🤖 AI Summary
This study quantifies the synergistic effects of environmental and mental health factors on dermatitis incidence, addressing key challenges including spatiotemporal dependence, missing data, and population heterogeneity. Method: Leveraging multisource data—Google search trends, EPA air quality measurements, NOAA meteorological records, and U.S. Census demographics—across 434 counties over 134 weeks, we develop a spatiotemporal causal network model integrating causal discovery, structural equation modeling, and counterfactual inference. Contribution/Results: To our knowledge, this is the first large-scale infodemiological study to jointly model all three complexities—spatiotemporal correlation, missingness, and heterogeneity—within a unified causal framework. Anxiety accounts for 57.4% of dermatitis variance; environmental exposures (e.g., PM₂.₅) exert significant indirect effects on dermatitis via psychological mediators.
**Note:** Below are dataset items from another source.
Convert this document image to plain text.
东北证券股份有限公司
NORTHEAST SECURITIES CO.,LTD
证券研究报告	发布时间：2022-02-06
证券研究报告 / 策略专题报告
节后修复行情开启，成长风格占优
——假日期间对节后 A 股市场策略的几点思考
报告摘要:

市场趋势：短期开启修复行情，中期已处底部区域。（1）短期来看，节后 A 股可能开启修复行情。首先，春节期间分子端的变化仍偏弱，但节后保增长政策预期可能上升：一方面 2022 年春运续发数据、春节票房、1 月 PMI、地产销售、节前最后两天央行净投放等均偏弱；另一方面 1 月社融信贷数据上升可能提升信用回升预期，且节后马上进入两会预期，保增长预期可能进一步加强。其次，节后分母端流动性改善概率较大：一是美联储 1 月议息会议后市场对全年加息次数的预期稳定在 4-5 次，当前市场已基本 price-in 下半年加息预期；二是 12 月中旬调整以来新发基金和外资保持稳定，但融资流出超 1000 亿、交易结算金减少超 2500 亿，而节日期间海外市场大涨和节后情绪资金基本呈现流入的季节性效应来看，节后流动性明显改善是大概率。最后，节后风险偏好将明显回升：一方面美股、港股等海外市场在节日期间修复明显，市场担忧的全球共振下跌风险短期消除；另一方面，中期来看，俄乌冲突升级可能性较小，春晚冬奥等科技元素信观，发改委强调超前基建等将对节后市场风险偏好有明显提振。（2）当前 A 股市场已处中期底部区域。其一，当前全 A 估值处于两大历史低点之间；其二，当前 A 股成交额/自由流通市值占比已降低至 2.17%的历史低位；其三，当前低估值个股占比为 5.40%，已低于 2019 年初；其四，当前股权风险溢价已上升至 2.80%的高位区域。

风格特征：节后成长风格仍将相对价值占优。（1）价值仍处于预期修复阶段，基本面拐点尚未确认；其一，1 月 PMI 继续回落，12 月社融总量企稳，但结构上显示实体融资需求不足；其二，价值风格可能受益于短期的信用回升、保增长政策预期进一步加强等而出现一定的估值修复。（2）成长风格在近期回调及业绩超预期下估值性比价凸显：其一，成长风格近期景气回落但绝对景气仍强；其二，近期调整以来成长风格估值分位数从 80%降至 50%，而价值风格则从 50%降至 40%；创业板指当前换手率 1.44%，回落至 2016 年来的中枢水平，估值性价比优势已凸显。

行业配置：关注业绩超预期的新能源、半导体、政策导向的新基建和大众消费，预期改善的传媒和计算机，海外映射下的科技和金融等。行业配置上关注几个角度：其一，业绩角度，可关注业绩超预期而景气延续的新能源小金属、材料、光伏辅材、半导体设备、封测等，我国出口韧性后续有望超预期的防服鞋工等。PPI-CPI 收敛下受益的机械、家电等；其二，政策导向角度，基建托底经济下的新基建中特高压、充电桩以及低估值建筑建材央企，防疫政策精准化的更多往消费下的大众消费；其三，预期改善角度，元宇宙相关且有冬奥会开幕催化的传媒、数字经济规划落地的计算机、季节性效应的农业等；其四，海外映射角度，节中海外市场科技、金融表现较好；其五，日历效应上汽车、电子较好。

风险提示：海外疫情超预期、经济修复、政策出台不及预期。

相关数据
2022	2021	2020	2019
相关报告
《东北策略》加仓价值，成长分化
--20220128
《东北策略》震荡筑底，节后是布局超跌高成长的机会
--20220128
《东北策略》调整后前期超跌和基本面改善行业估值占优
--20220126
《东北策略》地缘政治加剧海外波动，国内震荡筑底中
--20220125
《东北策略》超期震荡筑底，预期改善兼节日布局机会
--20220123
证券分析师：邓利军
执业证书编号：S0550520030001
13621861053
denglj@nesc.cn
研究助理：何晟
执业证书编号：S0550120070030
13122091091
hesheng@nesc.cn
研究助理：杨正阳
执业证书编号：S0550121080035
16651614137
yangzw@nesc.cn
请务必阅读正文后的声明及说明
The model replicates established pathogenic pathways and predicts that a 25% reduction in PM₂.₅ would decrease dermatitis prevalence by 18%, delivering interpretable, intervention-ready causal evidence for environmental health policy.
📝 Abstract
Environmental and mental conditions are known risk factors for dermatitis and symptoms of skin inflammation, but their interplay is difficult to quantify; epidemiological studies rarely include both, along with possible confounding factors. Infodemiology leverages large online data sets to address this issue, but fusing them produces strong patterns of spatial and temporal correlation, missingness, and heterogeneity. In this paper, we design a causal network that correctly models these complex structures in large-scale infodemiological data from Google, EPA, NOAA and US Census (434 US counties, 134 weeks). Our model successfully captures known causal relationships between weather patterns, pollutants, mental conditions, and dermatitis. Key findings reveal that anxiety accounts for 57.4% of explained variance in dermatitis, followed by NO2 (33.9%), while environmental factors show significant mediation effects through mental conditions. The model predicts that reducing PM2.5 emissions by 25% could decrease dermatitis prevalence by 18%. Through statistical validation and causal inference, we provide unprecedented insights into the complex interplay between environmental and mental health factors affecting dermatitis, offering valuable guidance for public health policies and environmental regulations.